(Afrik.com 26/03/2013) A
la suite du coup d’Etat du Séléka, le président centrafricain François Bozizé
s’est réfugié au Cameroun. La rébellion lui reproche de ne pas avoir respecté
les accords de Libreville (Gabon). Lydie Boka, Directrice de l’agence d’analyse
de risques StrategiCo, explique à Afrik.com pourquoi les alliés historiques de
Bozizé ont laissé les rebelles renverser l’ancien putschiste. Interview.
Afrik.com : Un coup d’Etat en trois mois, c’est rapide. Comment on
explique un tel renversement ?
Lydie Boka : Bozizé est lui-même arrivé au
pouvoir par la force, en 2003. Il a été aidé par plusieurs groupes rebelles. Il
leur avait fait des promesses qu’il n’a pas tenues. Son renversement n’est pas
surprenant, puisque en dix ans d’exercice, il a verrouillé l’appareil de l’Etat,
en nommant ses proches dans l’administration. Son fils, par exemple, était
ministre délégué à la Défense et, sa femme a remporté les élections
législatives. Son neveu, à un moment surnommé "Demi-Dieu" a été ministre des
Mines puis ministre des Finances avant d’être limogé en juin 2012 parce que ça
commençait à sentir le roussi pour Bozizé. Le régime Bozizé ne tenait plus. Sa
garde présidentielle était essentiellement composée des militaires tchadiens
jusqu’en octobre, lorsqu’ils sont soudainement rentrés au Tchad, signes qu’il y
avait de l’eau dans le gaz. Ce qui a augmenté le risque de coup
d’Etat.
Afrik.com : Pourquoi le Séléka a repris les armes après les
accords de Libreville ?
Lydie Boka : L’habitude de Bozizé était de tromper
tout le monde. Les accords de Libreville prévoyaient de former un gouvernement
d’union nationale. Mais, il a adjoint des ministres délégués à chaque ministre
du Séléka, pour ainsi continuer à avoir la mainmise du pouvoir. Bozizé a, par
ailleurs, continué les exactions contre les Rounga et les Goula, l’ethnie dont
fait partie une partie de la rébellion.
Afrik.com : C’est pour cela que
les alliés historiques de Bozizé ont laissé les rebelles du Séléka franchir la
ligne rouge fixée à Damara ?
Lydie Boka : Les Etats de l’Afrique centrale,
exemple le Tchad, son allié de toujours, avaient donné une seconde chance à
Bozizé en constituant justement une ligne rouge à Damara, à 75 kilomètres de
Bangui, pour empêcher les rebelles de prendre la capitale centrafricaine. Cette
fois-ci, les pays voisins de la Centrafrique ont laissé le Séléka renverser
Bozizé. Le président tchadien, Idriss Déby, est fatigué de faire la conciliation
entre la rébellion et Bozizé. D’autant plus que le président centrafricain n’a
pas respecté les accords de Libreville. Aux yeux de ses alliés, il apparaissait
comme quelqu’un qui ne maîtrise pas la situation.
Afrik.com : Parce que
la situation était devenue intenable ?
Lydie Boka : Oui. En 10 ans, chaque
année il y avait des rébellions. La situation était ainsi devenue intenable.

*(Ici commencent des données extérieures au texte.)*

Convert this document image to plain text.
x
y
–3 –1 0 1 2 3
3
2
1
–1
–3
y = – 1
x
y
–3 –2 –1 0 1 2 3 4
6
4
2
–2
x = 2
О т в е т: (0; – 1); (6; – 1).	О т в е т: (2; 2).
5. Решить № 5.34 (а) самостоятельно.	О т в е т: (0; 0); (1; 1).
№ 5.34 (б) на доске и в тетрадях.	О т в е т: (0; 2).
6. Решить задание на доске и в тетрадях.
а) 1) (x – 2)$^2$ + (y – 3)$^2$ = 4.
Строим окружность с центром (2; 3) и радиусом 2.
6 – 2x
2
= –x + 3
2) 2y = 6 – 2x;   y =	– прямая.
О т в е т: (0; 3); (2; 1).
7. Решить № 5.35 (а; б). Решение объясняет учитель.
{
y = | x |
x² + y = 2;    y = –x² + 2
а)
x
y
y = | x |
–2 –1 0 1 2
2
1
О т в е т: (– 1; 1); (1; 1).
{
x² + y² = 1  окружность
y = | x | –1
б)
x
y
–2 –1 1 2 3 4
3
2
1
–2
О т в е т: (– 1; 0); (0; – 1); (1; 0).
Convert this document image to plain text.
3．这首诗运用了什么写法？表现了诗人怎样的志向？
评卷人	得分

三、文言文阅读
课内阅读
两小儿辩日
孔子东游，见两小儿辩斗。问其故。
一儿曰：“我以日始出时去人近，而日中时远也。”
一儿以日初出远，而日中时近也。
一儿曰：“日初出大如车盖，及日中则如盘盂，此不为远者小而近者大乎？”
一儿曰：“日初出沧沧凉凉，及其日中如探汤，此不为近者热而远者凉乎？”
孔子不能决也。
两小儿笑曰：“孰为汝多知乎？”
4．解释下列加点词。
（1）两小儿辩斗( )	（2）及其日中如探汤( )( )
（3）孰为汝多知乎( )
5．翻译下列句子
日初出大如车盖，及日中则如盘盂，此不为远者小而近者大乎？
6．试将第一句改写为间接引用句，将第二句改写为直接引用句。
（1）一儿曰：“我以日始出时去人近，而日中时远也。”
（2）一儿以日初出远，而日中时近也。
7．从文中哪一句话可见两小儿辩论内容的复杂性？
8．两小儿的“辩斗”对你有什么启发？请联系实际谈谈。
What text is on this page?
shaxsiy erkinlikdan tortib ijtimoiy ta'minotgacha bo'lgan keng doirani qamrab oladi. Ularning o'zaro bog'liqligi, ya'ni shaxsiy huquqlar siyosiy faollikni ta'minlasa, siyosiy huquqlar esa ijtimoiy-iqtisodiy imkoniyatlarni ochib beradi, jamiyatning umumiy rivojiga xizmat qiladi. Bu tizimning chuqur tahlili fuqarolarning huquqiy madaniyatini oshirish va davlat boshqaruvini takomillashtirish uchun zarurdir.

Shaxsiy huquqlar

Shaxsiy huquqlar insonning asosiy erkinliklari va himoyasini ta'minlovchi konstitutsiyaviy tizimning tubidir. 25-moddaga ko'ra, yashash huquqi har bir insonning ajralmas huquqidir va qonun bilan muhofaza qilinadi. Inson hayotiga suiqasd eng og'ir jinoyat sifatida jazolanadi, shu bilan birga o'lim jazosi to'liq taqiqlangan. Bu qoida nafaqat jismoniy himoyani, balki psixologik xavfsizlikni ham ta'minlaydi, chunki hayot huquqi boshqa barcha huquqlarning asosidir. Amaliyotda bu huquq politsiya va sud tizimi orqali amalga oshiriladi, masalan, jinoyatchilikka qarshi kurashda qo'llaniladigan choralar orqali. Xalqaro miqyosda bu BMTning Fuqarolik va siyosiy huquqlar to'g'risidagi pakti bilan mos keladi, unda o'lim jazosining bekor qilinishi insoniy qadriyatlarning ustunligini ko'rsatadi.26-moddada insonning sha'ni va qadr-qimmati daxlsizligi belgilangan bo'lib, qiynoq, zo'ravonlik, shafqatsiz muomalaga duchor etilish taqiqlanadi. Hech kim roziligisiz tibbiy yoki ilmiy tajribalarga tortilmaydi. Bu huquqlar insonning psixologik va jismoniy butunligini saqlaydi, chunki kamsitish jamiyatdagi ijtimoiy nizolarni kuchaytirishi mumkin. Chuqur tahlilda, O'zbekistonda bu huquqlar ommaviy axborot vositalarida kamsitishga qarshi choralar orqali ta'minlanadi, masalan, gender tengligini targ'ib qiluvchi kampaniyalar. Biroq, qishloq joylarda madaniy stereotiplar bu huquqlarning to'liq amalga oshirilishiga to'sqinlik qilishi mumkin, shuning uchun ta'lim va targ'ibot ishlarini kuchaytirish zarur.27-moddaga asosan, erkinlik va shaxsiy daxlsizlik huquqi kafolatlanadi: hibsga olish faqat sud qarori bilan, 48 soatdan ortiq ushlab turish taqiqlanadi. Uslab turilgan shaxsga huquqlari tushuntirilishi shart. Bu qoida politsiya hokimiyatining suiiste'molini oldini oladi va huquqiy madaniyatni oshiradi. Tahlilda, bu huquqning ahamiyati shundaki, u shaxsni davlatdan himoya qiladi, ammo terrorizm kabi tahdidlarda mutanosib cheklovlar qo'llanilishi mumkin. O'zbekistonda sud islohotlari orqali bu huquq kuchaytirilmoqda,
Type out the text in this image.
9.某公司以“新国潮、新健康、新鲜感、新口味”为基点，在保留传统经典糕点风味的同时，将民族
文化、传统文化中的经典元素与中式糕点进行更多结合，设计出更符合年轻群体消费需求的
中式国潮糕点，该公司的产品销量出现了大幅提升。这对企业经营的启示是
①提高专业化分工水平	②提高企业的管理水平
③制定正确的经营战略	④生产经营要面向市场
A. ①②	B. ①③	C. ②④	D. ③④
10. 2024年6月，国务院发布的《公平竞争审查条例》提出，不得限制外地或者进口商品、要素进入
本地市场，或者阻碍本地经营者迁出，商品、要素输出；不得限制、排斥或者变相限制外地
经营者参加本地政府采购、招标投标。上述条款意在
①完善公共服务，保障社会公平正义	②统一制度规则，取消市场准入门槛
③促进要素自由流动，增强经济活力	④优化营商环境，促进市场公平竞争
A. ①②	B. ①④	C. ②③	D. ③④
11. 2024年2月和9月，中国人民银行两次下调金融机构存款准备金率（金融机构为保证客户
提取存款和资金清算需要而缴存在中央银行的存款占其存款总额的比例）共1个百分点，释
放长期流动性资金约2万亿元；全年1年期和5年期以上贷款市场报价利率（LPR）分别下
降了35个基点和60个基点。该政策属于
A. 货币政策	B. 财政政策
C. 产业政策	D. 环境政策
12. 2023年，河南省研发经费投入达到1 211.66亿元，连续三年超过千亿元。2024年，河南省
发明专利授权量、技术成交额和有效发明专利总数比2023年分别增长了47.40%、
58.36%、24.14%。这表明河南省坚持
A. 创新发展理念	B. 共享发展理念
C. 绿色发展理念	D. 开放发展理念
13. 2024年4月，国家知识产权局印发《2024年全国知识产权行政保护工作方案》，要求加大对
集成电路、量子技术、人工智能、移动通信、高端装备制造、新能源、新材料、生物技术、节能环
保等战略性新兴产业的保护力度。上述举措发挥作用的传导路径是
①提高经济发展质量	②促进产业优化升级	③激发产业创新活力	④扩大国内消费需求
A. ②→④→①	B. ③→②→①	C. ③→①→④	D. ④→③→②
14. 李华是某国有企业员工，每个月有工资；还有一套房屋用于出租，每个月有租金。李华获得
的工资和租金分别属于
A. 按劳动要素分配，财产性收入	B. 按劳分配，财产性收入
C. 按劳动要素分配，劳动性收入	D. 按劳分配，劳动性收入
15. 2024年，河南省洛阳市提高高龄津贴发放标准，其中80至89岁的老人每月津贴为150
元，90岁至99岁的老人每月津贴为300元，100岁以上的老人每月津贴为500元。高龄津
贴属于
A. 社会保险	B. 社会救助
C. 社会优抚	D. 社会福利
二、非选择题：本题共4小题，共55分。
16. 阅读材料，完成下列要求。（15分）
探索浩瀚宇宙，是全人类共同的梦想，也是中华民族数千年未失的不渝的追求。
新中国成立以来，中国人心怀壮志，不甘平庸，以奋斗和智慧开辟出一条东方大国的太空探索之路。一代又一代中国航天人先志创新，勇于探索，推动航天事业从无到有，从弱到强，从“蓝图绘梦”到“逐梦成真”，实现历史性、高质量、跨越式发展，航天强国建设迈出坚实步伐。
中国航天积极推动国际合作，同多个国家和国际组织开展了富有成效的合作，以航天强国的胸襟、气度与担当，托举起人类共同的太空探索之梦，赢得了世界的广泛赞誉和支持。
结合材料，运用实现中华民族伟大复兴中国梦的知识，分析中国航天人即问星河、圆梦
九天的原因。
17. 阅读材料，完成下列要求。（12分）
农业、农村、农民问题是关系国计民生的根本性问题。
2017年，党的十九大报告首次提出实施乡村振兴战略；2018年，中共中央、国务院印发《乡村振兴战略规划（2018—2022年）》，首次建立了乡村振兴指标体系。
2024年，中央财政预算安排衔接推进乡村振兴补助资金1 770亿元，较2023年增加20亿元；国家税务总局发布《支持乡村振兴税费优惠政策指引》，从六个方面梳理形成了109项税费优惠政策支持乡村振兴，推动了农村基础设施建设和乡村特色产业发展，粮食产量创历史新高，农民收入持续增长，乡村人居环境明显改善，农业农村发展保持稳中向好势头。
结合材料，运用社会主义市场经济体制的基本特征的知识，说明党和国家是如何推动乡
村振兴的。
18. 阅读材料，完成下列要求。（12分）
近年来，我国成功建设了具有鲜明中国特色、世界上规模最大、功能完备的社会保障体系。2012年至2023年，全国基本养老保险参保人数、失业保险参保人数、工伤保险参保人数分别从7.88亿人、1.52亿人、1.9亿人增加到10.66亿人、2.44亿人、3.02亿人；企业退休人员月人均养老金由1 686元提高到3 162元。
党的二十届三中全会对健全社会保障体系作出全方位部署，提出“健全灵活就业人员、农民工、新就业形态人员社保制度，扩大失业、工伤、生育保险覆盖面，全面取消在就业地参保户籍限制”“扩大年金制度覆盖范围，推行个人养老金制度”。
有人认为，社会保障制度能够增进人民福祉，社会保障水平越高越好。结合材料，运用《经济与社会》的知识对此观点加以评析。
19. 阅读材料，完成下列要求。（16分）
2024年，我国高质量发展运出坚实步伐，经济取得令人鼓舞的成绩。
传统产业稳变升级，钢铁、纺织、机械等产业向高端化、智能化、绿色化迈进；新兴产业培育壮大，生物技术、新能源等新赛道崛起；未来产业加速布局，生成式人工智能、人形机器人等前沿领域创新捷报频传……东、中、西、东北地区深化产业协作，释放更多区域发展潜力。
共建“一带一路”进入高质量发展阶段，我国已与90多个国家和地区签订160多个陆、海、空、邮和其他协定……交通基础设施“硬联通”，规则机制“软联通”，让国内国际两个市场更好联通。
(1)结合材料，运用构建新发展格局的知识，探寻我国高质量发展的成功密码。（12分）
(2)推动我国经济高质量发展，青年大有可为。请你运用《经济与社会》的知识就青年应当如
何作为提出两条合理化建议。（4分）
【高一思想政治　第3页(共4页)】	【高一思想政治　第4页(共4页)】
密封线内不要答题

Bozizé prenait des décisions brutales, n’était pas très diplomate avec les
organisations internationales...
Afrik.com : Il n’avait donc pas d’autres
choix que la fuite. Est-ce possible qu’il revienne un jour dans la vie politique
centrafricaine ?
Lydie Boka : Bozizé s’est réfugié au Cameroun. La
présidence camerounaise vient d’ailleurs de confirmer cette information. Il ne
va pas revenir tout de suite. Sa chute, c’est quelque chose qu’on voyait venir
depuis longtemps. Je ne pense pas qu’il puisse rassembler suffisamment d’hommes
pour tenter un contre-coup d’Etat. S’il revient, ce serait en tant que homme
politique mais pas comme putschiste. Pour ce faire, il faudra qu’il bénéficie de
l’appui de ses voisins. Ce qui n’est pas le cas.
Afrik.com : Le Séléka a
nommé Michel Djotodia comme président par intérim. Qui est-il ? Est-ce l’homme
de la situation ? Que pensez-vous de lui ?
Lydie Boka : C’est le chef des
rebelles. Ils lui obéissent tous. On sait que c’est un ancien fonctionnaire et
un ex-diplomate. Il a servi au Darfour. Il est originaire de Birao (Nord-Est),
une région assez dépeuplée de la Centrafrique. Pour le moment, c’est l’homme de
la situation. Il dit vouloir respecter les accords de Libreville qui prévoient
notamment l’organisation des élections dans trois ans.